A l’échelle individuelle, ne sachant pas grand-chose, on a l’impression que l’on ne « peut que peu », se protéger soi, les autres, et pourtant c’est déjà beaucoup. A l’échelle gouvernementale : les dirigeants n’en savent pas beaucoup plus sur l’évolution de la situation, contraints comme nous à attendre et à examiner les courbes. Ce manque de connaissance, par l’urgence, leur confère toutefois un pouvoir étendu dont la légitimité n’est pas encore établie, tout dépend de la suite. Comme quoi l’ignorance confère parfois aussi du pouvoir avec tout ce que cela comporte de danger… et de doute en plus. Et dans l’intervalle, confinés chez nous il ne nous reste qu’à observer, noter, apprendre : tôt ou tard, on saura.

Yannis Papadaniel

Yannis Papadaniel est anthropologue, titulaire d'un doctorat obtenu à l'Université de Lausanne et à l'Ecole des Hautes Etudes en Sciences Sociales de Paris. Il est spécialiste de questions liées à la santé et à la médecine. (Photo: Olivier Maire) Il est responsable santé à la Fédération romande des consommateurs (les opinions exprimées ici ne l'engagent toutefois que lui)

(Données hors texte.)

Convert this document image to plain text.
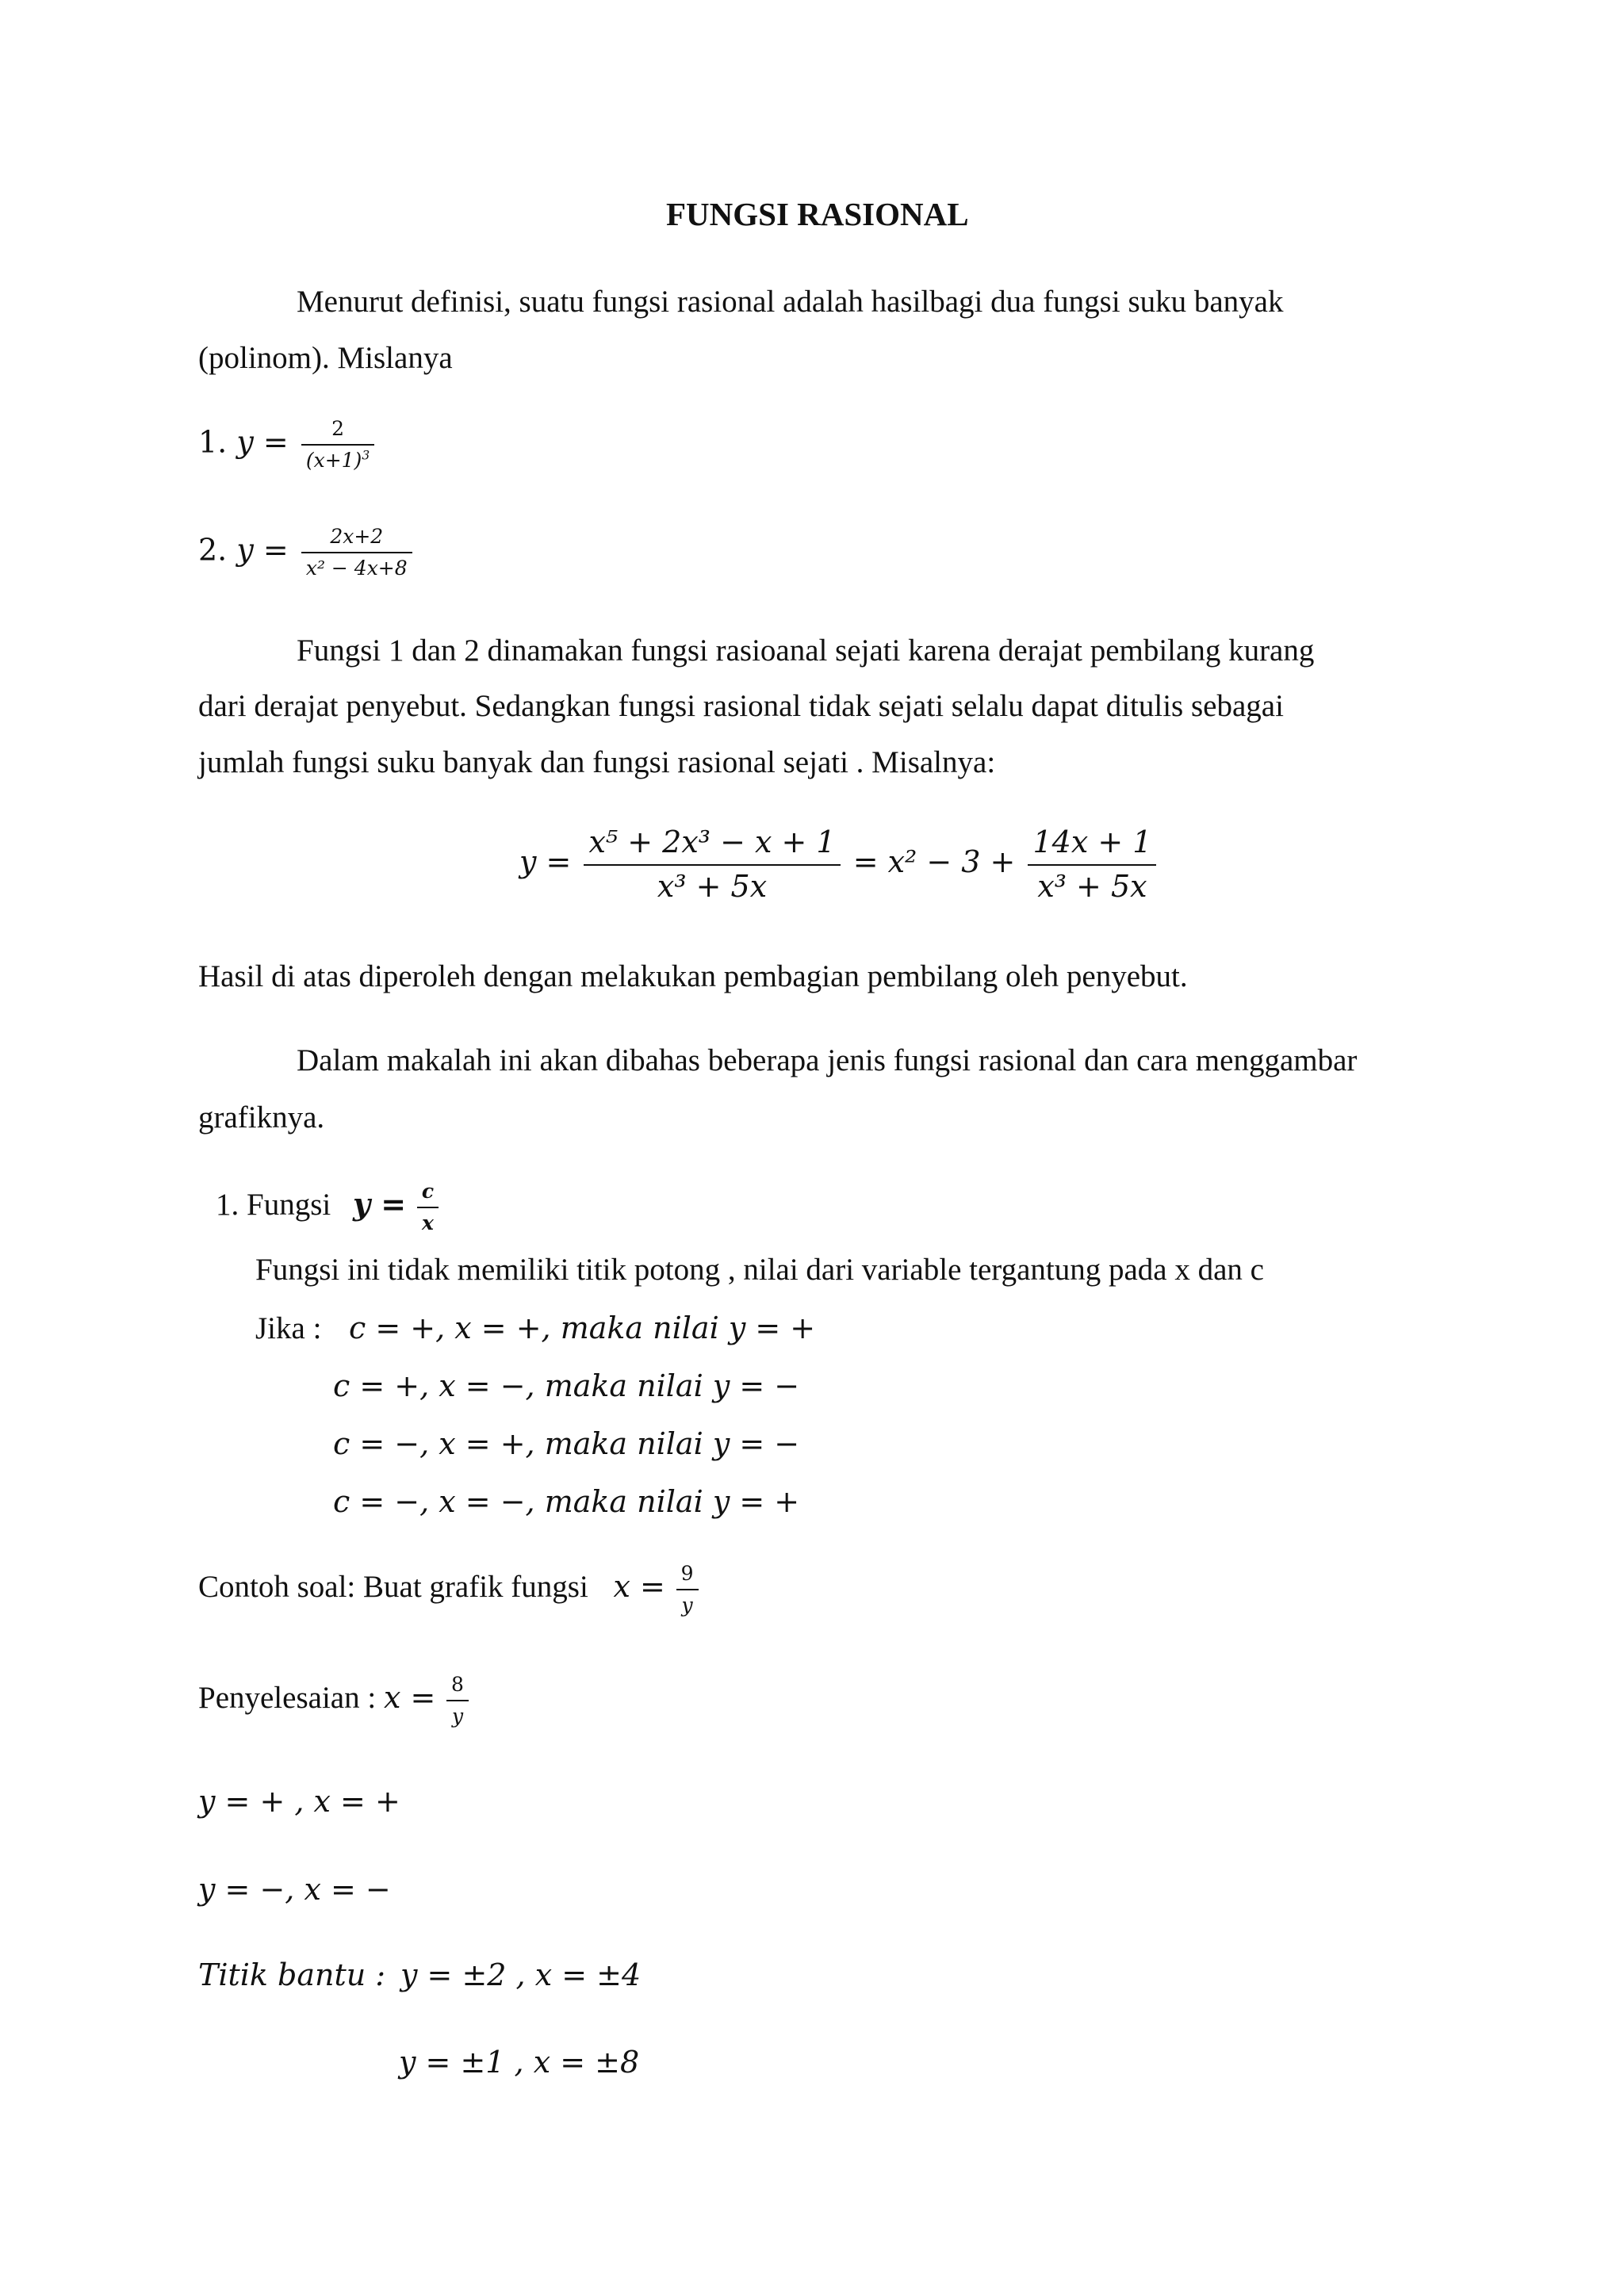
FUNGSI RASIONAL
Menurut definisi, suatu fungsi rasional adalah hasilbagi dua fungsi suku banyak
(polinom). Mislanya
1. $y = \frac{2}{(x+1)^3}$
2. $y = \frac{2x+2}{\text{x² − 4x+8}}$
Fungsi 1 dan 2 dinamakan fungsi rasioanal sejati karena derajat pembilang kurang
dari derajat penyebut. Sedangkan fungsi rasional tidak sejati selalu dapat ditulis sebagai
jumlah fungsi suku banyak dan fungsi rasional sejati . Misalnya:
$y = \frac{\text{x⁵ + 2x³ − x + 1}}{\text{x³ + 5x}} = x^2 - 3 + \frac{14x + 1}{\text{x³ + 5x}}$
Hasil di atas diperoleh dengan melakukan pembagian pembilang oleh penyebut.
Dalam makalah ini akan dibahas beberapa jenis fungsi rasional dan cara menggambar
grafiknya.
1. Fungsi $y = \frac{c}{x}$
Fungsi ini tidak memiliki titik potong , nilai dari variable tergantung pada x dan c
Jika : c = +, x = +, maka nilai y = +
c = +, x = −, maka nilai y = −
c = −, x = +, maka nilai y = −
c = −, x = −, maka nilai y = +
Contoh soal: Buat grafik fungsi $x = \frac{9}{y}$
Penyelesaian : $x = \frac{8}{y}$
y = + , x = +
y = −, x = −
Titik bantu : y = ±2 , x = ±4
y = ±1 , x = ±8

2 réponses à “Ne pas savoir et ne pas pouvoir

  1. très beau texte très réaliste, effectivement il nous reste qu’à observer et attendre….

  2. C’est peut-être cela qui nous fait le plus peur: réaliser que, malgré notre technologie et notre sophistication, nous n’avons pas le contrôle sur ce qu’il se passe. Une belle leçon d’humilité, en fait, qui nous rappelle notre conditions d’humains, puissant mais précaire.